For a long time, I used to glamourize my own difficulties/disabilities in order to accept myself. As I felt "inferior", I tried and found reasons to feel "superior". Sometimes I was convinced that my differences were more valuable than other differences and that they were more interesting than the platitude of normality. If I usually got into rationalization mechanisms to not get in touch with my suffering, on the other hand, to make me feel a different different, I read a lot, I learned languages, I went to concerts, art exhibitions, art movies, plays. I tried to understand what makes a great artist original (different?) and I even tried to be original myself, but I guess I was only weird with my hippie old fashioned clothes. All this behavior was meant to create motives for me to be proud of myself. Unfortunately, however, pride results in a misleading sense of superiority – which again is prejudice. Beside and within that tendency, there is that complex discussion about illness x identity, the process that leads from one approach to another and also to the understanding that even if someone is ill, they are not inferior because of that. Hopefully, it is also a process in which I will end up feeling at the same time equal to everyone and unique as everyone.

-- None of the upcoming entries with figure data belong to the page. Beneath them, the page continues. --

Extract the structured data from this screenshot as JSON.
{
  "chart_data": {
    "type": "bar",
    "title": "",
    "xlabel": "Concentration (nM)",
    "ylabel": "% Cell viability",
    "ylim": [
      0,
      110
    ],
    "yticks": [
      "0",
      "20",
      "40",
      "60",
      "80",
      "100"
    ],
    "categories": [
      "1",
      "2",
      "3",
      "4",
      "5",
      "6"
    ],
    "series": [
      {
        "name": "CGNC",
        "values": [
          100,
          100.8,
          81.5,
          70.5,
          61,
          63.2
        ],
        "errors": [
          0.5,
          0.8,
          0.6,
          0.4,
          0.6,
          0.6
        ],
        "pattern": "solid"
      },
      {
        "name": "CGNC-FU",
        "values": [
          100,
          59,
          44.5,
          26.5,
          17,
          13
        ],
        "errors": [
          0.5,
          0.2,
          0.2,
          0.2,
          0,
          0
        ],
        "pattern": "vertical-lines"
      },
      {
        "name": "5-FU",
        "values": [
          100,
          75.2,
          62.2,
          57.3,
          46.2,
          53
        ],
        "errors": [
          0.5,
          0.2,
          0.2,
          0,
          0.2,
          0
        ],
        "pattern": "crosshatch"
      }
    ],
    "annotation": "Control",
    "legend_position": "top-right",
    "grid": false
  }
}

Concerning my physical condition, the work I have done with my body throughout my life turned out into fascinating research. I underwent several treatments over the years, like traditional physiotherapy, Doman-Delacato method, Bobath method, Thérèse Berthera's anti-gymnastics, Alexander's technique, Rolfing, Marcel Bienfait”s Global Postural Reeducation, Antroposophycal therapies, Pilates, Core Align, Jin Shin Jyutsu, among others. I also engaged in several psychotherapies during my life, from psychoanalysis to psychosynthesis, in order to deal with my prejudices towards myself and others and with others' prejudices too. If I preferred not to have had motor coordination problems? Of course! But despite that, it has been a very intense and rich life experience and I finally came to terms with it.
I still have some difficulties with my fine motor coordination, I have a hearing problem, I have high myopia and some other health deficiencies too. But I can function very well wearing a hearing aid and glasses, I can walk well and I love trekking, although I cannot challenge my balance too much with risky trails. This puts me in a very odd condition: I am not disabled but I am not “normal” either.
And I must confess: I still am a little bit proud and prejudiced. In fact, I have to reflect on those themes everyday, like a daily cleansing. Sometimes I go through this whole cycle of prejudice / pride / self-acceptance without being aware of it, and then, all of a sudden, I understand what is going on. As it happened when I moved into a new flat that I carefully decorated with design objects and vintage furniture. I could only laugh at myself when I realized how proud I was to hear people saying: “your house is so different!”